Je vais expédier un petit colis, je pense que maintenant le chemin de fer l’acceptera et qu’il ne te sera pas trop difficile d’aller le chercher à la gare, il ne sera pas encombrant.
Comment s’est passé cette fameuse interrogation ?
Il pleut, un vilain temps gris, qui n’impressionne pas favorablement les cœurs, non cela ne vous engage pas ; du moins à un peu d’optimisme. On se sent au contraire comme envelopper par cette eau et on a comme une gêne pour respirer.

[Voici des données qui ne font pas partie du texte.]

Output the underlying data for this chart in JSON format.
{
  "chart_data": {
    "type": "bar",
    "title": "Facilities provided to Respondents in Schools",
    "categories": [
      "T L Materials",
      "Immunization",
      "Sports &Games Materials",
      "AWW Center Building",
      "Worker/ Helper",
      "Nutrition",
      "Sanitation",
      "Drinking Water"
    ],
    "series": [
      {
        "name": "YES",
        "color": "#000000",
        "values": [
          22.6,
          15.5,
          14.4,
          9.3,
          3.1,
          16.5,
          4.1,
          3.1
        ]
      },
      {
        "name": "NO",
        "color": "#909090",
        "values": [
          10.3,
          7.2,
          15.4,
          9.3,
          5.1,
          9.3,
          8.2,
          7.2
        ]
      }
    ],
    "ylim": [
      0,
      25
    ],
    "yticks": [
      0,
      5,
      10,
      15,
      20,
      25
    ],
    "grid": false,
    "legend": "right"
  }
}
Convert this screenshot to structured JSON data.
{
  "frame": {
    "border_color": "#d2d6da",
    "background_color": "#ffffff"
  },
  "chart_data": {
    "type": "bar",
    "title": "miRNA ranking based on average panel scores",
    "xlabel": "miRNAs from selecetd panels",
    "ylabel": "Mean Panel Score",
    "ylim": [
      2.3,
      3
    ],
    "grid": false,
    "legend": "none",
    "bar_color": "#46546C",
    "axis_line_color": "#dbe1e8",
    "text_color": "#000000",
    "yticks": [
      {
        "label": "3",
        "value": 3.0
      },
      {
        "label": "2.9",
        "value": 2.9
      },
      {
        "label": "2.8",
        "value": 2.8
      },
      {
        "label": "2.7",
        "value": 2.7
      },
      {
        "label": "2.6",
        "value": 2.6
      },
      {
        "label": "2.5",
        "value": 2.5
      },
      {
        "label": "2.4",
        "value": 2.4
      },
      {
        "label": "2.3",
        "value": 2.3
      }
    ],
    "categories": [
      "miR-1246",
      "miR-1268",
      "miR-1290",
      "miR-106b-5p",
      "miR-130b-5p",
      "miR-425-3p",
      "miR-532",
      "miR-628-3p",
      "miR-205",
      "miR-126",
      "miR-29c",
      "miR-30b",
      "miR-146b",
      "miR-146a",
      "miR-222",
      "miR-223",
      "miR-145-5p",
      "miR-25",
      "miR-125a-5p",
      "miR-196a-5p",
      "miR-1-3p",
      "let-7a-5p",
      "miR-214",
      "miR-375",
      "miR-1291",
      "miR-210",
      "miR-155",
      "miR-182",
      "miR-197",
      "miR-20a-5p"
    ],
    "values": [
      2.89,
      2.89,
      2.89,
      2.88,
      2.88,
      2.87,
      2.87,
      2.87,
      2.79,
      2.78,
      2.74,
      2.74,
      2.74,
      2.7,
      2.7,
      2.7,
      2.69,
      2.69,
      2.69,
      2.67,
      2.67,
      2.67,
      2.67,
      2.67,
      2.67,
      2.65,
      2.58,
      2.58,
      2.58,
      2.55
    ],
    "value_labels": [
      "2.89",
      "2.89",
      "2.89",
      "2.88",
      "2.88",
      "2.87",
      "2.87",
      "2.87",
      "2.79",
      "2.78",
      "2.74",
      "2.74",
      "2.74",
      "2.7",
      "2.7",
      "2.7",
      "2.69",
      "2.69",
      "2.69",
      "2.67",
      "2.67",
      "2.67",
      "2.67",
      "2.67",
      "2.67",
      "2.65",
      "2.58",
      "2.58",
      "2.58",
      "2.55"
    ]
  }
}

Déjà plus d’une semaine que tu es parti ! Il me semble mon aimé que cette semaine a duré le double des autres ! J’ai beau m’occuper beaucoup, travailler pour Yves, pour le cher petit attendu, justement ces petits travaux ramènent encore plus vers toi ma pensée. Je regardais en rangeant des tiroirs de photographies que tu as prises à Meaux avec le château, il me paraît qu’à cette époque nous étions très jeunes ! Que des années et des années séparent ce temps là d’aujourd’hui. Je crois que je ne pourrais plus avoir jamais l’insouciance d’alors ; il y avait aussi des vues de Quiberon, nous y avons été si heureux, nous y avions passé de si bonnes vacances, nos randonnées sur la côte sauvage ! Comme tout cela est loin. Mais à quoi bon te rappeler ces souvenirs, tu étais comme moi, tu y avais souvent songé ! Dire que nous rêvions de voir petit Yves mettre ses petits petons dans l’eau salée hélas ! Quand viendra-t-il l’été où nous pourrons les voir s’amuser sur le sable, nos tous petits. Il y a des jours où l’on ne voit plus la fin de cette horrible guerre, où je désespère à d’autres instants je me prends à croire que les beaux jours reviendront qu’après l’épreuve nous retrouverons le bonheur d’autrefois, te sentir à nouveau près, tout près de moi, ne plus te quitter !
Mais il faut que je te dise encore une fois au revoir. Yves ne serait pas content si je ne lui laissais pas un peu d’espace pour laisser courir sa plume à son grès et t’envoyer son petit gribouillis habituel, à bientôt le plaisir de te lire mon aimé, je t’embrasse bien tendrement.
Tout à toi.
Emilie

soldat enfant[Ligne d’Yves] Mon papa chéri,
Je viens t’écrire une grande lettre. Je veux te dire beaucoup de choses, d’abord je pense bien à mon papa soldat et je voudrais bien t’aider à porter ton gros sac et tout ton barda, tes belles musettes ! pan ! Je voudrais faire l’échelle. Je voudrais aller dans la montagne avec toi. Je voudrais t’embrasser pour de bon. J’embrasse ta lettre, elle te portera mes baisers, mes grands-mères aussi t’embrassent.